Country looks to first amendment following capitol riot, misinformation spreads about free speech
Following the Jan. 6 U.S. Capitol riot, former President Donald Trump was banned from various social media platforms, including Twitter and Facebook, resulting in discussion and misunderstanding surrounding the First Amendment; The social media comments from Trump, and many of his supporters, were blamed for instigating the riot.
In light of the violent events that occurred in the Capitol, many looked to the First Amendment to better understand rights related to free speech on social media. While the First Amendment protects the freedoms of speech and expression, religion, petition and assembly, its protection does not extend over private companies, including social media.
“[Recently], we’ve seen a big controversy come up with Twitter kicking Trump off of its platform,” Student Press Law Center Senior Legal Counsel Mike Hiestand said. “A lot of people were screaming [it was a] First Amendment violation… but because Twitter is a private company, there is no First Amendment violation that would arise there. I think that students have misunderstandings about where the First Amendment lines are drawn, but everybody does.”
Some believe that banning Trump’s social media, regardless of there being no First Amendment violation, was wrong. According to a Feb. 17 poll of 131 students, 42 percent of students do not agree with social media platforms choosing to remove him.
“Personally, I don’t really like that Trump was banned because I don’t really like anybody being banned,” junior Jonathan Scurtis said. “Although, legally, [the First Amendment] doesn’t [extend] to private companies, the founders of this country never assumed the internet would exist. I’m sure that if they were alive, they definitely say that it’s ridiculous some people are silenced… Inciting violence is definitely not acceptable, but completely silencing people is a very, very slippery slope, and I don’t like that direction that we’re headed in.”
Along with discussions surrounding the legality of social media bans, many are looking to ethics to understand the impacts they might have on the future.
“Ethics is really important here because we’re gonna need these corporate [social media] leaders to be ethical,” Ethics teacher Bryan Cupp said. “In a way, they’re going to have to decide if [they] should allow this kind of speech or not and what the limit is. It’s also incumbent upon us to quit being lazy and quit valuing convenience and just rely on social media to give us the truth. Ethical responsibility is far more demanding and widespread, now, than ever before.”

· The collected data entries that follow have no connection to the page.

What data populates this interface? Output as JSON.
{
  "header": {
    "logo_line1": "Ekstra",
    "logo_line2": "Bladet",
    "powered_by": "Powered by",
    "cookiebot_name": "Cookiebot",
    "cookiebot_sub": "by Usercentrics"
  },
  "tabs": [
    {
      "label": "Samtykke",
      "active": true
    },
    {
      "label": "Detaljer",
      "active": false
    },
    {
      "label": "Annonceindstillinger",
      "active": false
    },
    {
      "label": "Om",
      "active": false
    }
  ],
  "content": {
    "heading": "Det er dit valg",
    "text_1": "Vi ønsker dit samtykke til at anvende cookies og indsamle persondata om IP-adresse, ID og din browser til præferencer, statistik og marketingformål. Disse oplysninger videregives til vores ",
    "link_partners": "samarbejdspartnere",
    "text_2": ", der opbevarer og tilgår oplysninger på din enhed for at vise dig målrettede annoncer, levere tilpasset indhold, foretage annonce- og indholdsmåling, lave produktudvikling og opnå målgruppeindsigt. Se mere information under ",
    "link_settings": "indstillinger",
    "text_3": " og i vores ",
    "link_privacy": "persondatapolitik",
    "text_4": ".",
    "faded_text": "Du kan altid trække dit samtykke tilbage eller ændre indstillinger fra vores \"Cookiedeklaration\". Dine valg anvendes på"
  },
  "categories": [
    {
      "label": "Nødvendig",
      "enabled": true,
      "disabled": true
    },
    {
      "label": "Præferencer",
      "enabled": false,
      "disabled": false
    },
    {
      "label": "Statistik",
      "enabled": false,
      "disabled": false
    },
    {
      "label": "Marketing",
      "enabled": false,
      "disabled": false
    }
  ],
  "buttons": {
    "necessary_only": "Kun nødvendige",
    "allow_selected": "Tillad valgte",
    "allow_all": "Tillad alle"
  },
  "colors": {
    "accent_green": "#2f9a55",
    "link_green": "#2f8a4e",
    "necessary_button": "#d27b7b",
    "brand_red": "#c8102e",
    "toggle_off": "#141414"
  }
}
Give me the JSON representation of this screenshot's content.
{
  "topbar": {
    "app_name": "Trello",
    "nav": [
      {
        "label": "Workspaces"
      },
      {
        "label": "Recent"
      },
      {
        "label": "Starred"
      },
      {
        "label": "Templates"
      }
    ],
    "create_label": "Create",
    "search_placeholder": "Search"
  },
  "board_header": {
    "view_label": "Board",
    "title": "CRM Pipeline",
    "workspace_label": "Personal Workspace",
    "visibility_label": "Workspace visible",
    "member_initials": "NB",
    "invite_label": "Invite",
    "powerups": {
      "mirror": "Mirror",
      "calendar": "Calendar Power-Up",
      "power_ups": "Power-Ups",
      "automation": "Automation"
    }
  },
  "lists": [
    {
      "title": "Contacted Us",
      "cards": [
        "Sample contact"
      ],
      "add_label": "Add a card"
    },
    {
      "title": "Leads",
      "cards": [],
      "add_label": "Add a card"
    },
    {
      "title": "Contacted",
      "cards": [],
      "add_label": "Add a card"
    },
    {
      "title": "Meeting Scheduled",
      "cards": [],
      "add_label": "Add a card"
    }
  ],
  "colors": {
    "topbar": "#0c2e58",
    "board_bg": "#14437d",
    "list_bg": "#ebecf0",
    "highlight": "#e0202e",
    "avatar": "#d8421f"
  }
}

With increased discussion surrounding freedom of speech, many have found that misunderstanding surrounding the First Amendment is common. After learning about the First Amendment in Journalism I, freshman Olivia Hohmann found that many of her peers did not fully understand the limits of the First Amendment.
“[What’s] making us more powerful, as a generation, is the fact that we’re allowing one another to be heard,” Hohmann said. “That’s why we should learn about [the First Amendment] in school. Oftentimes, it is important to hear you can make an impact through what you write and what you share in the world.”
Heather Cernoch, the English teacher and adviser to the school literary magazine, Itinerary, worked on several magazines and newspapers before becoming a teacher. Cernoch has also noticed misunderstanding with the First Amendment, not just at school, but around the country.
“I’ve witnessed misunderstandings in the world, whether it be on social media, on the news or just in my observations of humankind,” Cernoch said. “A lot of people want to quote amendments as a way to protect their own interests and that’s not necessarily a bad thing, unless they are misinterpreting that amendment. The First Amendment was designed to protect us from the federal government.”
As private companies, private schools are not subject to the First Amendment, like public schools.
“In a private school, we are run in a way where there are people in charge of protecting students,” Cernoch said. “They have a right to protect them in ways that they feel are appropriate… All the publications have prior review, including Itinerary. That being said, it’s important for students to have a voice in all three publications, as long as it isn’t harmful to the student body or faculty and staff in any way.”
Cupp hopes that conversations surrounding the First Amendment and social media will lead the country to ask larger questions about what they hope freedom of speech should look like.
“This idea of being aware and being exposed to these sort of foundational principles of rights, government structure and protection in our country needs to kick in,” Cupp said. “It needs to happen and needs to continually be reaffirmed. We need to really stop to pause, to talk about freedom of speech and freedom of movement… Can we truthfully say we would like it to be unlimited? Is that viable?”
Similarly, Hiestand urges students to, if they are passionate about freedom of speech, to pay attention to current events surrounding it and how it applies to their own lives.
“[The First Amendment] is not something that’s carved in stone, and it is not something that automatically protects itself,” Hiestand said. “We are seeing a lot of talk about cutting back on some of the First Amendment protection… Realize that if this is something that you feel is important, you want to stay aware… Weigh in if you think that something is not what you would agree with, something you want to change. Realize that we all are responsible for protecting the rights that we have right now.”